なお、本書にはほかにも、評価できる点が少なくない。著者はプロローグで、「冷戦が終わった今日の時点から高度成長期の日本政治を描く強みは、冷戦時代の政治的主張や言説と一定の距離を保ちながら、また新たに利用できる史料に基づいて、当時の政治家や官僚たちの思想や行動と向き合い、分析できることにある」(六ページ)と叙述の基本姿勢をうちだしているが、確かに本書はこうした利点を活かしている。著者の得意とする防衛問題と沖縄問題については特に多彩な素材が用いられているし(例えば、東京オリンピックと沖縄の関わり(百二~百三ページ)や一九七〇年前後の安保論議の活発化(二百四十四~二百四十八ページ)など)、当時の与野党対決からは(当然のこととはいえ)きちんと間合いを保った評価を示していっている(例えば、二百九十二~二百九十三ページでの自民党と社会党の党勢消長の対比)。新史料という点でも、内外の一次史料やインタヴューの成果も含めて、ふんだんに活用されている(例えば、二百十六ページでは沖縄返還費用の「財政問題について、大蔵省と外務省の間に連携はなかった」との証言を引いているし、二百二十四ページでは陸軍省文書に基づき、沖縄の基地の自由使用に関する新たな密約をアメリカは「諦めたものとみられる」と指摘している)。今後、これら最新の知見の是非は問われていくのだろうが、それを本書のような形で広く世に示したことの価値は大きい。
最後に、望蜀の無いものねだりであると明白に分かっていることに、あえて触れておきたい。著者自身、あとがきで指摘している「国際社会における日本の政治的独立性の問題」ないし「ナショナル・プライド」の問題については(三百六ページ)、やはり、本文中でもっと有機的に描きこんで欲しかった。たとえ仮説的なものであったとしても、それを入れることで、本書の前半と後半との結びつきはより確かなものとなったであろう。つまり、「所得倍増」と経済外交および沖縄返還は、根底では何よりもこの問題と関わるものであったはずである。それは、遡れば、経済中心主義は戦後「日本の新しい国家理性となった」とする高坂正堯の古典的な議論の意義にも連なり(『宰相 吉田茂』(中公クラシックス、二〇〇六年)、百三十五~百四十六ページ)、「戦後保守」を担った自民党の根本的な評価をも左右する、非常に大きな問題なのである。

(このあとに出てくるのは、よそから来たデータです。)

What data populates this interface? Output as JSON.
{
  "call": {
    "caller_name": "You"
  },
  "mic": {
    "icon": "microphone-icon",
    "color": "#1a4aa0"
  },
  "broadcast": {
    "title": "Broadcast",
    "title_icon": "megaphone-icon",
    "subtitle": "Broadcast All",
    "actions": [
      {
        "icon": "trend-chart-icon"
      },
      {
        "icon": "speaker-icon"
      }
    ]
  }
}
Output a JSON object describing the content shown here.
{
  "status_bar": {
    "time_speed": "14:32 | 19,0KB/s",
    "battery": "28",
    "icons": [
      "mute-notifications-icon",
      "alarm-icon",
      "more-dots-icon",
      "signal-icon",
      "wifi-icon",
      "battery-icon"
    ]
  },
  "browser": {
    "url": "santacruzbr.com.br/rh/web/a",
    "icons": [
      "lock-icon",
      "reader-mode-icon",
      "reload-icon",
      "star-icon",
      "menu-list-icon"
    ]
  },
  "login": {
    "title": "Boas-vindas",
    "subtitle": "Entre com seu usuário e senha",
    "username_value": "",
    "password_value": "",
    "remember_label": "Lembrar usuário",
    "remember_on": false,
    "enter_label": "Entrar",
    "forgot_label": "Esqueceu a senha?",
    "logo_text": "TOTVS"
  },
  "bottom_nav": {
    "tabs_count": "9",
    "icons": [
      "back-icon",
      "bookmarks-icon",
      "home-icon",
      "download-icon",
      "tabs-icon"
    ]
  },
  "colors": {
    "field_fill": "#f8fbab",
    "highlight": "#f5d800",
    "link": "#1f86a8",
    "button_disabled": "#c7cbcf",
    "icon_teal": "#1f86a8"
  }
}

いずれにせよ、本書が描き出した池田、佐藤両内閣での政治外交の姿は、現在から顧みればある意味で戦後日本の「黄金時代」とも呼べる、国民と国家に希望と活力があり、それに対して、問題はあっても差し引きすればおおむね適切な政治指導が行われた頃のそれであった(たとえ同時代的には皮肉に聞こえたとしても。『宰相 吉田茂』、百五十四ページを参照)。またその遺産は、功罪を合わせて、今日になお引き継がれてもいる。現代を生きる日本人、とりわけ政治家に、ぜひ本書を繙いて欲しい。そう願わずにはおれない。